L’entrée dans l’arrière-cour, à deux pas de la station de tram Faubourg-National, ne paye pas de mine. Une porte face au porche mène au restaurant universitaire, un self classique avec deux plats du jour au choix (viande ou poisson), une porte à gauche mène à la cafétéria, qui a fermé début octobre. Un premier coup porté au resto U Pasteur, puisque cette cafétéria assurait un choix plus large aux étudiants, avec des grillades, des pizzas, des quiches, etc.

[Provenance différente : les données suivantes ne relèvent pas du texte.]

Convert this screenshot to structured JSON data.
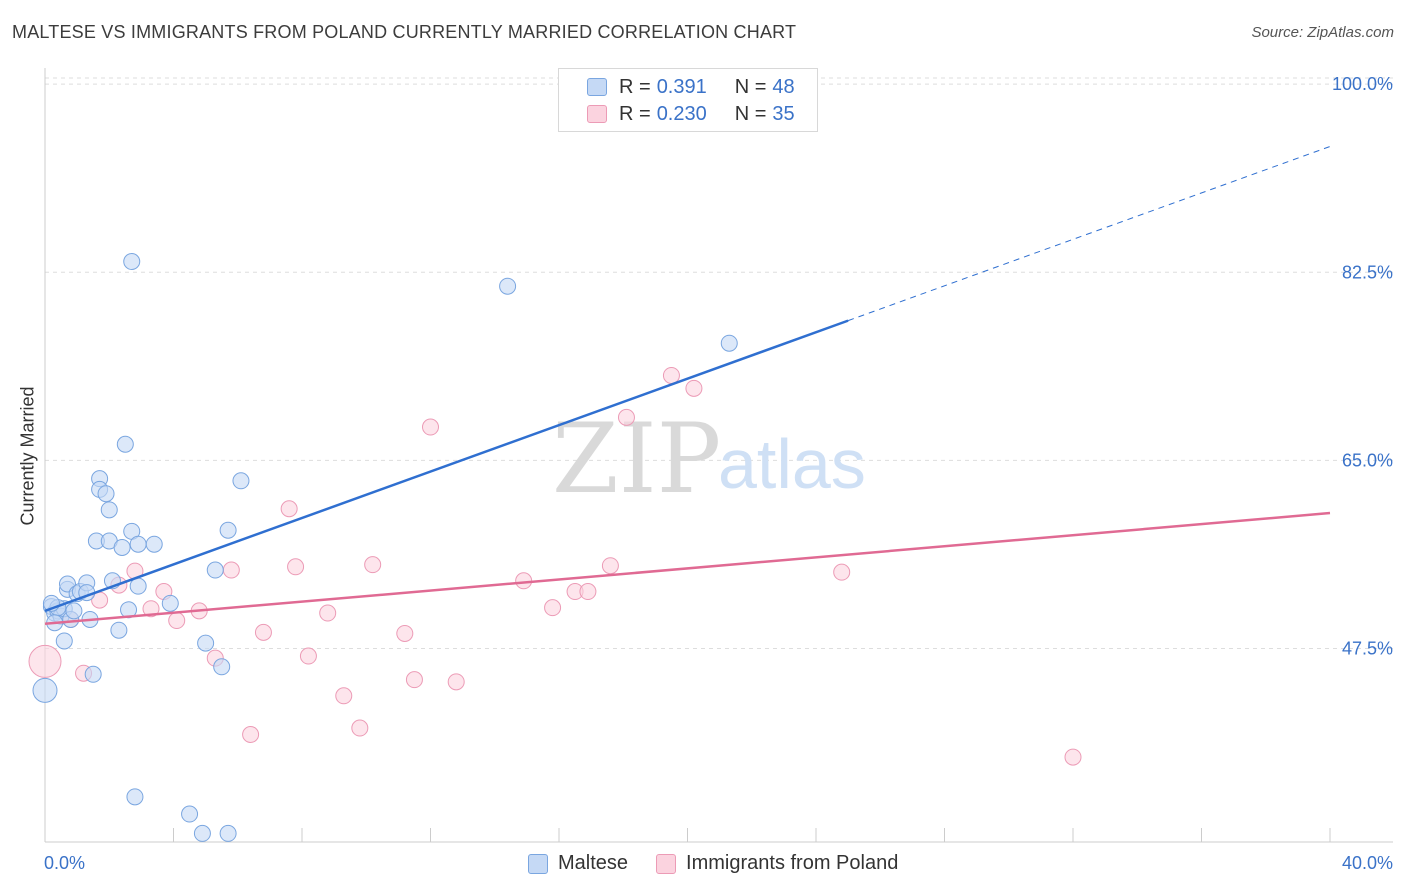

Le tout pour 4,50€ à 6€ de ticket moyen, contre 3,10€ le plateau repas du self.

Après avoir fait la queue une petite dizaine de minutes, les étudiants et les personnels de l’université ou des écoles avoisinantes s’installent au compte-goutte dans la grande salle de restaurant, chaleureuse avec ses boiseries au mur et ses tables massives, lumineuse grâce à la grande verrière au plafond, qui témoigne du passé de brasserie du lieu. A 13h, les deux tiers des places sont occupées. A une table, quatre étudiants à l’Ecole nationale supérieure d’architecture de Strasbourg prennent leur premier repas au resto U Pasteur. L’un d’eux, Geoffroy, originaire de région parisienne, s’étonne que ce restaurant qu’il découvre à peine puisse fermer en avril 2013 :

« C’est le resto U le proche de l’école d’archi ! Les autres sont à l’Esplanade, beaucoup trop loin pour nous ! Donc s’il ferme, on sera obligé de se prendre un kebab, qui nous coûtera le même prix mais ne sera ni aussi nourrissant ni aussi équilibré… Pour moi, c’est un vrai problème de santé publique !

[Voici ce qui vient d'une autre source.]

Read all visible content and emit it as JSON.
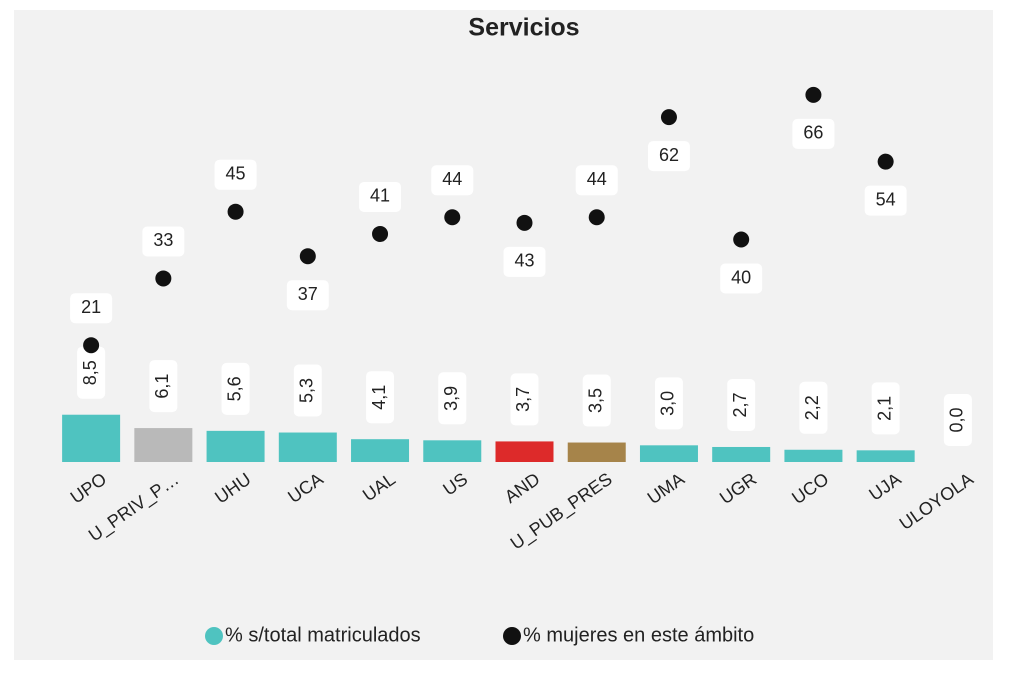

Le matin, on n’a pas le temps de se préparer un repas et de toute façon, on n’a pas la possibilité de réchauffer quoi que ce soit à l’école. Ils n’ont qu’à fermer un resto U sur le campus et laisser celui-là ouvert ! Et puis, si le service n’est pas assez rapide pour les étudiants qui n’ont qu’une heure de pause, ils n’ont qu’à rajouter du personnel ! »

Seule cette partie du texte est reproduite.